Now, I can buy a movie where a doll comes to life after being possessed by the spirit of a serial killer through a voodoo spell.  HOWEVER, when they go to great expository heights to set up the fact that Chucky can only transfer his soul into little Andy, then suddenly backtrack on that commandment, that's called sequelitis and Child's Play 3 suffers from that ailment.  

A key ingredient is missing when Chucky goes from being a doll that people would want to buy in a store to the latter-years perpetually mangled angry face, hamming up catchphrase after catchphrase.  The horror and perversion came from the fact that this serial killer was in the guise of a cherubic children's toy. No one would look at the latter years Chucky and say "oh, how cute" and the movies lose something crucial.

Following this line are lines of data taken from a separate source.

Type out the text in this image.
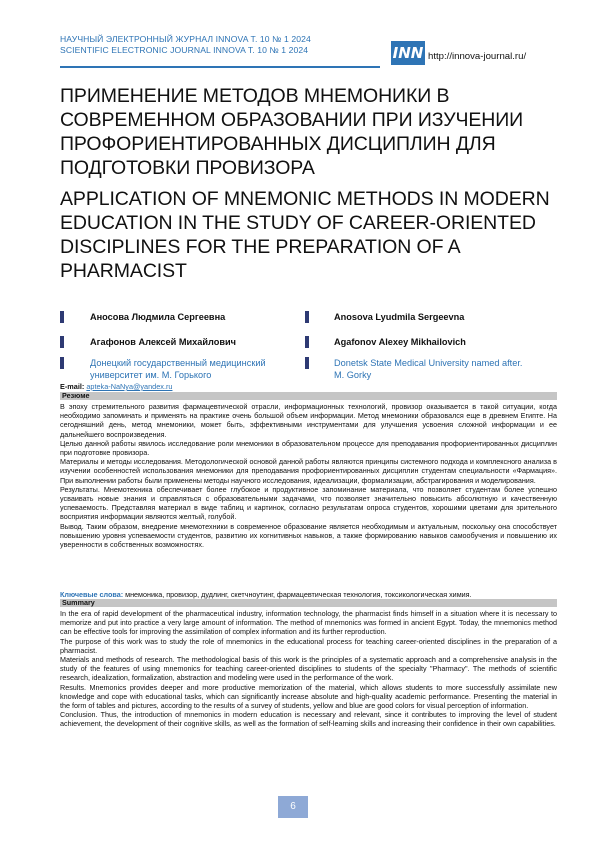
НАУЧНЫЙ ЭЛЕКТРОННЫЙ ЖУРНАЛ INNOVA Т. 10 № 1 2024
SCIENTIFIC ELECTRONIC JOURNAL INNOVA T. 10 № 1 2024	INN http://innova-journal.ru/
ПРИМЕНЕНИЕ МЕТОДОВ МНЕМОНИКИ В СОВРЕМЕННОМ ОБРАЗОВАНИИ ПРИ ИЗУЧЕНИИ ПРОФОРИЕНТИРОВАННЫХ ДИСЦИПЛИН ДЛЯ ПОДГОТОВКИ ПРОВИЗОРА
APPLICATION OF MNEMONIC METHODS IN MODERN EDUCATION IN THE STUDY OF CAREER-ORIENTED DISCIPLINES FOR THE PREPARATION OF A PHARMACIST
Аносова Людмила Сергеевна
Агафонов Алексей Михайлович
Донецкий государственный медицинский университет им. М. Горького
Anosova Lyudmila Sergeevna
Agafonov Alexey Mikhailovich
Donetsk State Medical University named after. M. Gorky
E-mail: apteka-NaNya@yandex.ru
Резюме

В эпоху стремительного развития фармацевтической отрасли, информационных технологий, провизор оказывается в такой ситуации, когда необходимо запоминать и применять на практике очень большой объем информации. Метод мнемоники образовался еще в древнем Египте. На сегодняшний день, метод мнемоники, может быть, эффективными инструментами для улучшения усвоения сложной информации и ее дальнейшего воспроизведения.

Целью данной работы явилось исследование роли мнемоники в образовательном процессе для преподавания профориентированных дисциплин при подготовке провизора.

Материалы и методы исследования. Методологической основой данной работы являются принципы системного подхода и комплексного анализа в изучении особенностей использования мнемоники для преподавания профориентированных дисциплин студентам специальности «Фармация». При выполнении работы были применены методы научного исследования, идеализации, формализации, абстрагирования и моделирования.

Результаты. Мнемотехника обеспечивает более глубокое и продуктивное запоминание материала, что позволяет студентам более успешно усваивать новые знания и справляться с образовательными задачами, что позволяет значительно повысить абсолютную и качественную успеваемость. Представляя материал в виде таблиц и картинок, согласно результатам опроса студентов, хорошими цветами для зрительного восприятия информации являются желтый, голубой.

Вывод. Таким образом, внедрение мнемотехники в современное образование является необходимым и актуальным, поскольку она способствует повышению уровня успеваемости студентов, развитию их когнитивных навыков, а также формированию навыков самообучения и повышению их уверенности в собственных возможностях.

Ключевые слова: мнемоника, провизор, дудлинг, скетчноутинг, фармацевтическая технология, токсикологическая химия.
Summary

In the era of rapid development of the pharmaceutical industry, information technology, the pharmacist finds himself in a situation where it is necessary to memorize and put into practice a very large amount of information. The method of mnemonics was formed in ancient Egypt. Today, the mnemonics method can be effective tools for improving the assimilation of complex information and its further reproduction.

The purpose of this work was to study the role of mnemonics in the educational process for teaching career-oriented disciplines in the preparation of a pharmacist.

Materials and methods of research. The methodological basis of this work is the principles of a systematic approach and a comprehensive analysis in the study of the features of using mnemonics for teaching career-oriented disciplines to students of the specialty "Pharmacy". The methods of scientific research, idealization, formalization, abstraction and modeling were used in the performance of the work.

Results. Mnemonics provides deeper and more productive memorization of the material, which allows students to more successfully assimilate new knowledge and cope with educational tasks, which can significantly increase absolute and high-quality academic performance. Presenting the material in the form of tables and pictures, according to the results of a survey of students, yellow and blue are good colors for visual perception of information.

Conclusion. Thus, the introduction of mnemonics in modern education is necessary and relevant, since it contributes to improving the level of student achievement, the development of their cognitive skills, as well as the formation of self-learning skills and increasing their confidence in their own capabilities.

6
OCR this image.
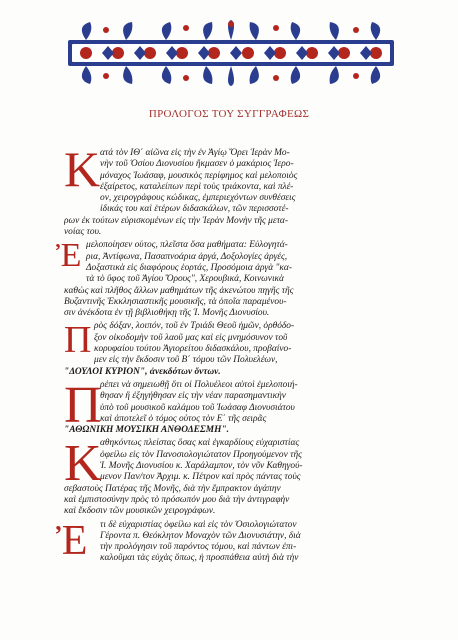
ΠΡΟΛΟΓΟΣ ΤΟΥ ΣΥΓΓΡΑΦΕΩΣ
Κ ατά τὸν ΙΘ΄ αἰῶνα εἰς τὴν ἐν Ἁγίῳ Ὄρει Ἱερὰν Μο-
νὴν τοῦ Ὁσίου Διονυσίου ἤκμασεν ὁ μακάριος Ἱερο-
μόναχος Ἰωάσαφ, μουσικὸς περίφημος καὶ μελοποιὸς
ἐξαίρετος, καταλείπων περὶ τοὺς τριάκοντα, καὶ πλέ-
ον, χειρογράφους κώδικας, ἐμπεριεχόντων συνθέσεις
ἰδικάς του καὶ ἑτέρων διδασκάλων, τῶν περισσοτέ-
ρων ἐκ τούτων εὑρισκομένων εἰς τὴν Ἱερὰν Μονὴν τῆς μετα-
νοίας του.
Ἐ μελοποίησεν οὗτος, πλεῖστα ὅσα μαθήματα: Εὐλογητά-
ρια, Ἀντίφωνα, Πασαπνοάρια ἀργά, Δοξολογίες ἀργές,
Δοξαστικὰ εἰς διαφόρους ἑορτάς, Προσόμοια ἀργὰ "κα-
τὰ τὸ ὕφος τοῦ Ἁγίου Ὄρους", Χερουβικά, Κοινωνικὰ
καθὼς καὶ πλῆθος ἄλλων μαθημάτων τῆς ἀκενώτου πηγῆς τῆς
Βυζαντινῆς Ἐκκλησιαστικῆς μουσικῆς, τὰ ὁποῖα παραμένου-
σιν ἀνέκδοτα ἐν τῇ βιβλιοθήκῃ τῆς Ἱ. Μονῆς Διονυσίου.
Π ρὸς δόξαν, λοιπόν, τοῦ ἐν Τριάδι Θεοῦ ἡμῶν, ὀρθόδο-
ξον οἰκοδομὴν τοῦ λαοῦ μας καὶ εἰς μνημόσυνον τοῦ
κορυφαίου τούτου Ἁγιορείτου διδασκάλου, προβαίνο-
μεν εἰς τὴν ἔκδοσιν τοῦ Β΄ τόμου τῶν Πολυελέων,
"ΔΟΥΛΟΙ ΚΥΡΙΟΝ", ἀνεκδότων ὄντων.
Π
ρέπει νὰ σημειωθῇ ὅτι οἱ Πολυέλεοι αὐτοὶ ἐμελοποιή-
θησαν ἢ ἐξηγήθησαν εἰς τὴν νέαν παρασημαντικὴν
ὑπὸ τοῦ μουσικοῦ καλάμου τοῦ Ἰωάσαφ Διονυσιάτου
καὶ ἀποτελεῖ ὁ τόμος οὗτος τὸν Ε΄ τῆς σειρᾶς
"ΑΘΩΝΙΚΗ ΜΟΥΣΙΚΗ ΑΝΘΟΔΕΣΜΗ".
Κ
αθηκόντως πλείστας ὅσας καὶ ἐγκαρδίους εὐχαριστίας
ὀφείλω εἰς τὸν Πανοσιολογιώτατον Προηγούμενον τῆς
Ἱ. Μονῆς Διονυσίου κ. Χαράλαμπον, τὸν νῦν Καθηγού-
μενον Παν/τον Ἀρχιμ. κ. Πέτρον καὶ πρὸς πάντας τοὺς
σεβαστοὺς Πατέρας τῆς Μονῆς, διὰ τὴν ἔμπρακτον ἀγάπην
καὶ ἐμπιστοσύνην πρὸς τὸ πρόσωπόν μου διὰ τὴν ἀντιγραφὴν
καὶ ἔκδοσιν τῶν μουσικῶν χειρογράφων.
Ἐ	τι δὲ εὐχαριστίας ὀφείλω καὶ εἰς τὸν Ὁσιολογιώτατον
Γέροντα π. Θεόκλητον Μοναχὸν τῶν Διονυσιάτην, διὰ
τὴν προλόγησιν τοῦ παρόντος τόμου, καὶ πάντων ἐπι-
καλοῦμαι τὰς εὐχὰς ὅπως, ἡ προσπάθεια αὐτὴ διὰ τὴν
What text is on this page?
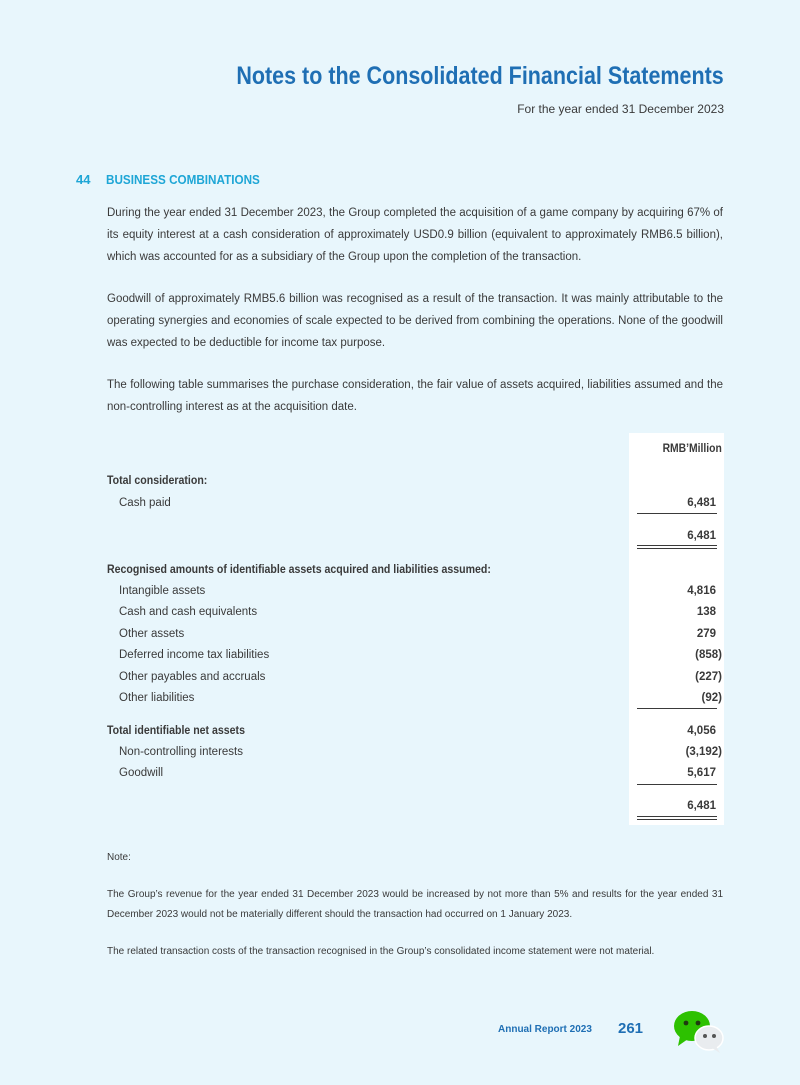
Notes to the Consolidated Financial Statements
For the year ended 31 December 2023
44	BUSINESS COMBINATIONS

During the year ended 31 December 2023, the Group completed the acquisition of a game company by acquiring 67% of its equity interest at a cash consideration of approximately USD0.9 billion (equivalent to approximately RMB6.5 billion), which was accounted for as a subsidiary of the Group upon the completion of the transaction.

Goodwill of approximately RMB5.6 billion was recognised as a result of the transaction. It was mainly attributable to the operating synergies and economies of scale expected to be derived from combining the operations. None of the goodwill was expected to be deductible for income tax purpose.

The following table summarises the purchase consideration, the fair value of assets acquired, liabilities assumed and the non-controlling interest as at the acquisition date.

RMB’Million
Total consideration:
Cash paid	6,481
6,481
Recognised amounts of identifiable assets acquired and liabilities assumed:
Intangible assets	4,816
Cash and cash equivalents	138
Other assets	279
Deferred income tax liabilities	(858)
Other payables and accruals	(227)
Other liabilities	(92)
Total identifiable net assets	4,056
Non-controlling interests	(3,192)
Goodwill	5,617
6,481

Note:

The Group’s revenue for the year ended 31 December 2023 would be increased by not more than 5% and results for the year ended 31 December 2023 would not be materially different should the transaction had occurred on 1 January 2023.

The related transaction costs of the transaction recognised in the Group’s consolidated income statement were not material.

Annual Report 2023 261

Despite the Child's Play movies discomfort with gay kids (which may just be a product of their time), we owe a lot to Don Mancini.  Having written the first film while he was still in college, Don opened the closet doors for gays in horror and created a franchise for Universal (it doesn't hurt that he's genetically attractive to boot).  
The Child's Play franchise went in a much more fantastic and whimsical direction and even had openly gay characters during the Meg Tilly years (though the gays still have to die for their sins, of course).  I'm sure little Andy is happily married and on his fifth domestic beer someplace longing for the gay days of his youth, free of compromise and full of adventures!


"Dolls are for girls."

1 comment:

  1. Your blog had me in tears it was so funny. You had on me "taking the L to Cabrini Green to blow up crackhouses." I'll have to watch "Child's Play" again. It's funny how when we look at these "scary" movies years later and they're hilarious instead of terrifiying.